Infosys Corp, purchased an equipment for $410,000 which was estimated to have a useful life for 10 years with a salvage value of $10,000 at the end of that time. Depreciation has been recorded for 7 years on straight-line basis. In 2014 (year 8), it is determined that the total estimated life should be 15 years with a salvage value of $5,000 at the end of that time. The journal entry to correct the prior year’s depreciation is: Select one: a. Depreciation Account (Dr.) To Equipment Account (Cr.) $41,000 b.
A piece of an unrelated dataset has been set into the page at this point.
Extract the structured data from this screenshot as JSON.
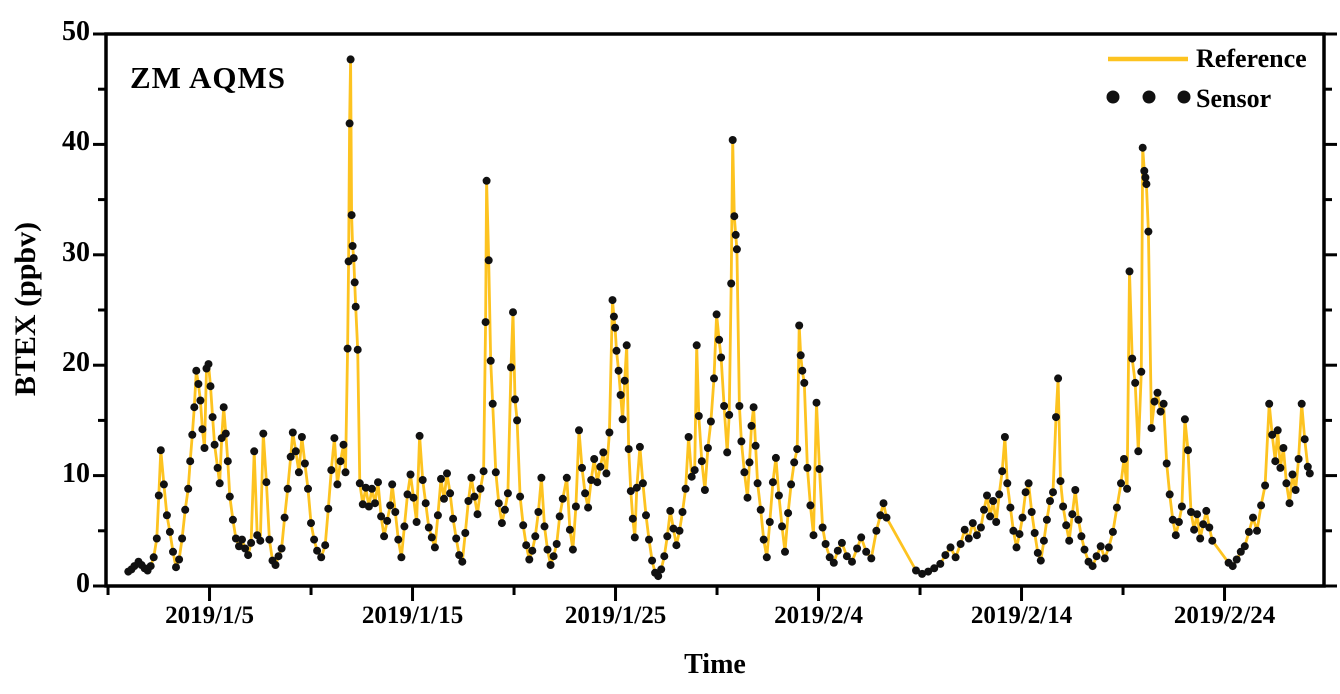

Depreciation Account (Dr.) To Equipment Account (Cr.) $5,000 c. Equipment Account (Dr.) To Depreciation Account (Cr.) $41,000 d. Equipment Account (Dr.) to Depreciation Account (Cr.) $36,000 e. No Entry

Solutions

Expert Solution

Answer:

Option E is Correct.

At the time of purchase:

Cost of Equipment = $410,000
Salvage Value = $10,000
Useful Life = 10 years

Annual Depreciation = (Cost of Equipment - Salvage Value) / Useful Life
Annual Depreciation = ($410,000 - $10,000) / 10
Annual Depreciation = $40,000

At the end of Year 7:

Accumulated Depreciation = 7 * $40,000
Accumulated Depreciation = $280,000

Book Value of Equipment = $410,000 - $280,000
Book Value of Equipment = $130,000

At the beginning of Year 8:

Book Value of Equipment = $130,000
Salvage Value = $5,000
Remaining Useful Life = 8 years

Annual Depreciation = (Book Value of Equipment - Salvage Value) / Remaining Useful Life
Annual Depreciation = ($130,000 - $5,000) / 8
Annual Depreciation = $15,625

On Change of Depreciation due to change in salvage value or useful life, no prior adjustment is made. The effect of change is upon the forthcoming years of assets by change of Depreciation expense per year.

Therefore, no prior adjustment would be made for change in depreciation.